Medicina

Alzheimer, Knopman: i cambiamenti sono una spia d’allarme

Ogni piccolo cambiamento di abitudini, di personalità, può diventare significativo

di Paola Serristori

Affari ha chiesto a David S. Knopman, neurologo della Mayo Clinic, Rochester, membro del gruppo di consulenza medica e scientifica di Alzheimer’s Association (MSAG), come comportarsi se ci si accorge di avere problemi cognitivi.

– Le ricerche scientifiche rivelano che molti malati ricevono diagnosi di Alzheimer tardive o errate. Quando il medico referta un’altra demenza, l’errore iniziale causa un secondo errore nella terapia. 

“È importante ascoltare il paziente ed i suoi familiari.
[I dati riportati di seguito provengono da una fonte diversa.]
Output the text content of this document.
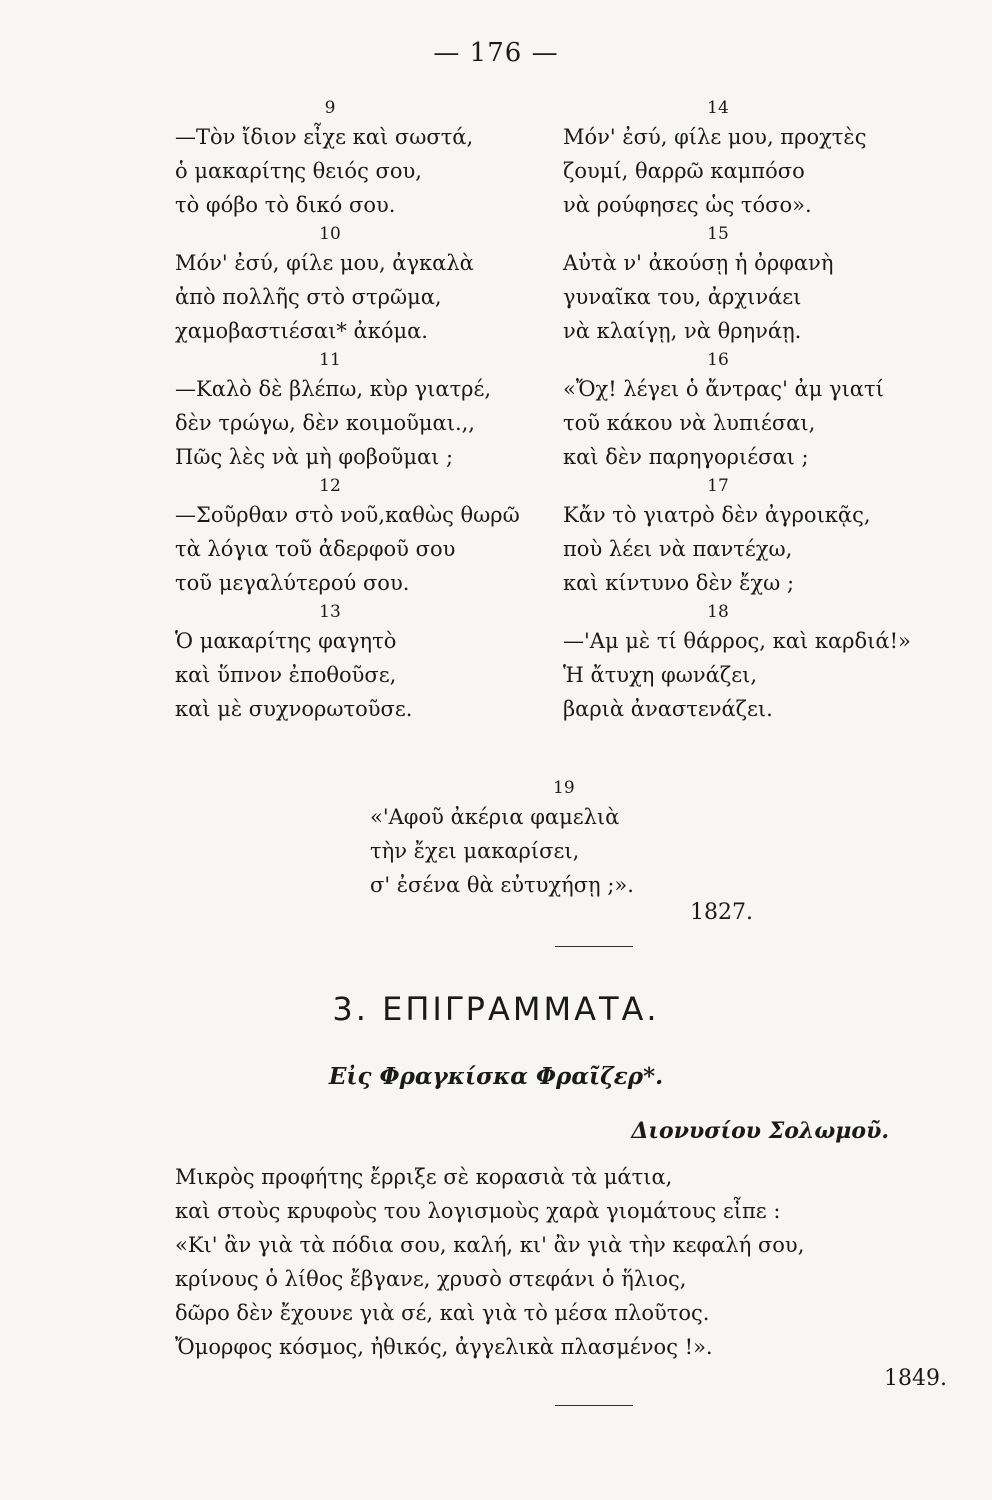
— 176 —
9
—Τὸν ἴδιον εἶχε καὶ σωστά,
ὁ μακαρίτης θειός σου,
τὸ φόβο τὸ δικό σου.
10
Μόν' ἐσύ, φίλε μου, ἀγκαλὰ
ἀπὸ πολλῆς στὸ στρῶμα,
χαμοβαστιέσαι* ἀκόμα.
11
—Καλὸ δὲ βλέπω, κὺρ γιατρέ,
δὲν τρώγω, δὲν κοιμοῦμαι.,,
Πῶς λὲς νὰ μὴ φοβοῦμαι ;
12
—Σοῦρθαν στὸ νοῦ,καθὼς θωρῶ
τὰ λόγια τοῦ ἀδερφοῦ σου
τοῦ μεγαλύτερού σου.
13
Ὁ μακαρίτης φαγητὸ
καὶ ὕπνον ἐποθοῦσε,
καὶ μὲ συχνορωτοῦσε.
14
Μόν' ἐσύ, φίλε μου, προχτὲς
ζουμί, θαρρῶ καμπόσο
νὰ ρούφησες ὡς τόσο».
15
Αὐτὰ ν' ἀκούσῃ ἡ ὀρφανὴ
γυναῖκα του, ἀρχινάει
νὰ κλαίγῃ, νὰ θρηνάῃ.
16
«Ὄχ! λέγει ὁ ἄντρας' ἀμ γιατί
τοῦ κάκου νὰ λυπιέσαι,
καὶ δὲν παρηγοριέσαι ;
17
Κἄν τὸ γιατρὸ δὲν ἀγροικᾷς,
ποὺ λέει νὰ παντέχω,
καὶ κίντυνο δὲν ἔχω ;
18
—'Αμ μὲ τί θάρρος, καὶ καρδιά!»
Ἡ ἄτυχη φωνάζει,
βαριὰ ἀναστενάζει.
19
«'Αφοῦ ἀκέρια φαμελιὰ
τὴν ἔχει μακαρίσει,
σ' ἐσένα θὰ εὐτυχήσῃ ;».
1827.
3. ΕΠΙΓΡΑΜΜΑΤΑ.
Εἰς Φραγκίσκα Φραῖζερ*.
Διονυσίου Σολωμοῦ.
Μικρὸς προφήτης ἔρριξε σὲ κορασιὰ τὰ μάτια,
καὶ στοὺς κρυφοὺς του λογισμοὺς χαρὰ γιομάτους εἶπε :
«Κι' ἂν γιὰ τὰ πόδια σου, καλή, κι' ἂν γιὰ τὴν κεφαλή σου,
κρίνους ὁ λίθος ἔβγανε, χρυσὸ στεφάνι ὁ ἥλιος,
δῶρο δὲν ἔχουνε γιὰ σέ, καὶ γιὰ τὸ μέσα πλοῦτος.
Ὄμορφος κόσμος, ἠθικός, ἀγγελικὰ πλασμένος !».
1849.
Ogni piccolo cambiamento di abitudini, di personalità, può diventare significativo se il paziente, o chi vive con lui, aggiunge di essersi accorto di problemi di memoria. Personalmente non sono favorevole allo screening di massa. Intendo dire che non considero utile inviare una persona a fare test cognitivi solo perché è anziana. Però, ripeto, se il paziente stesso o chi lo segue mi segnala una diminuzione della capacità di ricordare mi devo preoccupare di prescrivere esami specifici.”

– Molti anziani vivono soli. In questi casi, come accorgersi per tempo che sono nella fase iniziale della demenza?

“Questo è un serio problema, che richiede la massima attenzione del medico generalista. Bisogna monitorare la personalità del paziente, se non si ha l’aiuto di qualcuno che segnala il problema. È vero che l’anziano non sempre espone tutti i sintomi. Devo essere io clinico a capire se arriva in ritardo, per esempio, alla visita perché ha avuto un reale problema coi trasporti, o perché si è confuso e ha sbagliato mezzo o strada. Un altro esempio è se appare dimagrito senza che ci sia il sospetto di una patologia cancerogena. Potrebbe darsi che dimentica di mangiare o che non è più capace a prepararsi il cibo. Un altro caso è il paziente anziano malato di ipotiroidismo. Con l’età l’ipotiroidismo è molto frequente. Io medico devo accertarmi che non dimentichi di prendere la terapia. Se mi riferisce che ha saltato l’orario abituale, o un giorno, è opportuno approfondire l’esame.”

– Ad AAIC 2019 abbiamo appreso che i disturbi del sonno possono esser un sintomo di malattia. Come capire se chi si sveglia due o più volte nella notte si sta ammalando di demenza?

“La sensazione di stanchezza e di intorpidimento durante il giorno sono un segnale. Se dormo poco, ma sono attivo, mi sento bene, reagisco agli stimoli senza difficoltà non c’è motivo di preoccuparsi. Certo che sul lungo termine il sonno deve ristabilirsi nei giusti ritmi.”

– Invecchiando i problemi di salute si accumulano. Come identificare un anziano che inizia a scivolare nella demenza se ha altre malattie? 

“Di nuovo è l’indebolimento della memoria che può indirizzarci alla corretta diagnosi. E, nel caso di più terapie, occorre valutare se la confusione è l’effetto collaterale di un farmaco. Però se io devo prendere una volta al giorno una compressa e capita che la prendo due volte ho un problema che riguarda la sfera cognitiva.”

– E poi?

“Siamo onesti: fare una diagnosi corretta richiede tempo. In dieci minuti non si può capire granché. Bisogna dedicare l’ascolto, esser acuti nell’interpretare le risposte del paziente, che il più delle volte usa termini impropri o un linguaggio povero di dati utili. E trasformare le sue parole in diagnosi.”

– Qual è l’errore più frequente nella diagnosi?

“Sottovalutare la diminuzione delle abilità cognitive, attribuendole al normale invecchiamento, alla depressione, all’ansia.”

– A questo punto delle conoscenze sull’Alzheimer e le altre demenze, qual è il messaggio che possiamo consegnare ai medici di base?

“Di prestare sempre attenzione ai resoconti del paziente e di chi gli è vicino, di modo che anche i ricercatori scientifici siano in condizione di sviluppare trattamenti utili all’inizio della malattia.”